Methods: In this case-control study, treatment-naïve, newly diagnosed pediatric IBD patients and a non-IBD control group, matched based on sex and age, were included in 2 tertiary centres. Fecal amino acid profiles were assessed using a targeted high-performance liquid chromatography technique. A random forest classifier method was used to develop a prediction model differentiating IBD from controls and predicting IBD phenotype. The association between IBD localization and amino acid concentrations was tested with ordinal regression models.

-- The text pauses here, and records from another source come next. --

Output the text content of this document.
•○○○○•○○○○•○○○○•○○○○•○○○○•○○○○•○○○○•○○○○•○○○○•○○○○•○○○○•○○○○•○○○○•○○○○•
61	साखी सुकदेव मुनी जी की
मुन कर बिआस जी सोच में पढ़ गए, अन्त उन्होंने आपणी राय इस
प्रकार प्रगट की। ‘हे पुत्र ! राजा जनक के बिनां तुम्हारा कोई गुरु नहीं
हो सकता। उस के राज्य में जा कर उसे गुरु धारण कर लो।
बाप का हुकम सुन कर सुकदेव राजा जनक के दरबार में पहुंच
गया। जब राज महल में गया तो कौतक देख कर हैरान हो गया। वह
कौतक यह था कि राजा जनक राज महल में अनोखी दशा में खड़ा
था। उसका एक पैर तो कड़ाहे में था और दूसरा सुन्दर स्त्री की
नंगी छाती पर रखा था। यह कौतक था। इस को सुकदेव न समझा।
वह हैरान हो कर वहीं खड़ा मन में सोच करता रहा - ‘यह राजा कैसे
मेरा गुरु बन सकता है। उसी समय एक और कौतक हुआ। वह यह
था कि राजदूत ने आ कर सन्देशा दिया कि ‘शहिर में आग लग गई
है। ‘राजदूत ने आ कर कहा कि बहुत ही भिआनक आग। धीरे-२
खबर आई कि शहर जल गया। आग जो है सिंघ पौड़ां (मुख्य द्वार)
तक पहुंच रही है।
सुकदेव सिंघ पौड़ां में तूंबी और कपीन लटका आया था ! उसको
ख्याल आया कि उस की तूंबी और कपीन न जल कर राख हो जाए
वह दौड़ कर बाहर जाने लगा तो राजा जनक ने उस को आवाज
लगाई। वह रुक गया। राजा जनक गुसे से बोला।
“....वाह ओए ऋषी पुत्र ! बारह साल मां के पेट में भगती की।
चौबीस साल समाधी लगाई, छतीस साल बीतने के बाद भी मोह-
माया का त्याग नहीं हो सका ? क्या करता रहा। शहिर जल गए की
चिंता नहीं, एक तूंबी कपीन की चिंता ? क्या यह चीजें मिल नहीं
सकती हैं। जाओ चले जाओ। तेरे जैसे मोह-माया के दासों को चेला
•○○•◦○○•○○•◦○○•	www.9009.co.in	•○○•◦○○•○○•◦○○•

Results: We included 78 newly diagnosed IBD patients (40 Crohn's disease [CD], 38 ulcerative colitis [UC]) and 105 controls. Patients with IBD could be differentiated from controls with an accuracy of 82% (sensitivity 63%, specificity 97%). Twenty-nine out of the 42 measured unique amino acids were included in the prediction model. Increased levels of tryptophan, taurine, alanine, ornithine, valine, histidine, and leucine were the most differentiating features. Children with CD and UC could be differentiated from the controls with an accuracy of 80% and 90%, respectively. Inflammatory bowel disease phenotype could not be predicted. Tryptophan, valine, and histidine levels were positively associated with more extended disease in UC patients (P < .05).

Conclusions: Fecal amino acids may enhance understanding of the role of host-microbial interactions in the pathophysiology of IBD and may evolve into biomarkers for pediatric IBD diagnostic and personalized medicine.